Logistically, budandbreakfast.com operates nearly the same as Airbnb. Like the online-based hospitality service, budandbreakfast.com allows property owners to rent out their locations on their own accord. This according to the website, is essentially “guaranteeing a custom experience unlike any other.”
“Each of the 420-friendly rentals will have their own set of house rules so be sure to pay extra attention,” the website warns.
Despite it’s similarities to the rental-home tyrant, Roby doesn’t think the two businesses are necessarily competitors. He believes that his own company is niche enough to not undercut a large company like Airbnb.
“Airbnb is a huge company. They list every accommodation from a castle to a tent,” he said. “We want to list every accommodation from a castle to a tent as well but it’s going to be cannabis-specific.”

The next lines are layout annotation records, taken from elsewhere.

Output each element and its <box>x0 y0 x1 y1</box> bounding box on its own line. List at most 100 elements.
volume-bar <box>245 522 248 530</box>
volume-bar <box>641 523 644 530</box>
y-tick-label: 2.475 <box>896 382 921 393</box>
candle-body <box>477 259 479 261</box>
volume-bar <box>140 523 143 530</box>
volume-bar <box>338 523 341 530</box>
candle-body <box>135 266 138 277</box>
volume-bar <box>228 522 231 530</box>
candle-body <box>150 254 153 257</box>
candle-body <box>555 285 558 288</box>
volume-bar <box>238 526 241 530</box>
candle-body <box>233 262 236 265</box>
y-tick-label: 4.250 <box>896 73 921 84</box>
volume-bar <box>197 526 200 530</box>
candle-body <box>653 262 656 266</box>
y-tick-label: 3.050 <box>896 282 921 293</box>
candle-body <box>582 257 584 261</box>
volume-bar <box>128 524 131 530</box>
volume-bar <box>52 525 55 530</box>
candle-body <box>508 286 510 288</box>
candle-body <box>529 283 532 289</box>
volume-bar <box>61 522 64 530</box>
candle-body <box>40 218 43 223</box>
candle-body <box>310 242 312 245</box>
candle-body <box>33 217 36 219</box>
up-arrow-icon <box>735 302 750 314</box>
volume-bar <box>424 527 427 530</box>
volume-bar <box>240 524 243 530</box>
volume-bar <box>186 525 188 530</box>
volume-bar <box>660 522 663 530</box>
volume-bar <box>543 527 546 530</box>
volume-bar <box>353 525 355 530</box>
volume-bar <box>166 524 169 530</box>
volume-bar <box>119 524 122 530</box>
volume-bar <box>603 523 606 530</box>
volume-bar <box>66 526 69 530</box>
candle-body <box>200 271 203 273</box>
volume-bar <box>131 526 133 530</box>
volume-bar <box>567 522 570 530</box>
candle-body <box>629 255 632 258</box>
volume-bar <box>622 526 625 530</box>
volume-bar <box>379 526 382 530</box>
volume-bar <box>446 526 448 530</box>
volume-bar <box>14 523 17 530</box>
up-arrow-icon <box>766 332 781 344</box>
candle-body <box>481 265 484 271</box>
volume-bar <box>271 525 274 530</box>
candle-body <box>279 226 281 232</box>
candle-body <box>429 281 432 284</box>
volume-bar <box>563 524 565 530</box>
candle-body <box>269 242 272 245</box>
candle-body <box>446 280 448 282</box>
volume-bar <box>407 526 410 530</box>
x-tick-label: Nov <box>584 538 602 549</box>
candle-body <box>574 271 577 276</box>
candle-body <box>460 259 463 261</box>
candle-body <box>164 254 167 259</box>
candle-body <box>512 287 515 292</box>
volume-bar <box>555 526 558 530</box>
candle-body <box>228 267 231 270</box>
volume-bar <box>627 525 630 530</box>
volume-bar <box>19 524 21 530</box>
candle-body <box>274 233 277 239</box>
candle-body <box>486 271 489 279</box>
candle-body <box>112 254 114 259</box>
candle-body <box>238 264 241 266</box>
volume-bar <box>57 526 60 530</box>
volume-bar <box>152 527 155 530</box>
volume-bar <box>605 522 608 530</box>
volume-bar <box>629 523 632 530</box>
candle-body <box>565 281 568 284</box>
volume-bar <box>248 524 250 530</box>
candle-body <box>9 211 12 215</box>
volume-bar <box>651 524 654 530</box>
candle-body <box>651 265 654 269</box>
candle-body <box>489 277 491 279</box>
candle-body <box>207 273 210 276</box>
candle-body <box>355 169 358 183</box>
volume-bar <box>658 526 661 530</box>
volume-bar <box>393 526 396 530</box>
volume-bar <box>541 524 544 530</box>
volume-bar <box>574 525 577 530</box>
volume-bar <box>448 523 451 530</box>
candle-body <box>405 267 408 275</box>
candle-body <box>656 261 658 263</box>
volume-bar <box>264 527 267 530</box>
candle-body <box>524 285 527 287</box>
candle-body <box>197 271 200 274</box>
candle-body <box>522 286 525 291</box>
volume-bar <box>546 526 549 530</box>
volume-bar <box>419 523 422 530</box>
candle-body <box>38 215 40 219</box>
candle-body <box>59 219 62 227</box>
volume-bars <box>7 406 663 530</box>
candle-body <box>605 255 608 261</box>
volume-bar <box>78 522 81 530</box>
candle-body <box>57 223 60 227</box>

The Cannabis Version Of Airbnb Isn’t Just For Stoners
According to Roby, his business model appeals to all groups of cannabis consumers in today’s legal landscape. In fact, he said most of the renters so far have not been under the traditional ‘stoner’ mold.
“I don’t really see too many people who are coming into our accommodations who are the traditional stoner, deadhead, hippie mentality,” he said. “We’re looking at professional people that are coming in for a corporate event that want to have a place to go and relax afterwards, and that’s our clientele.”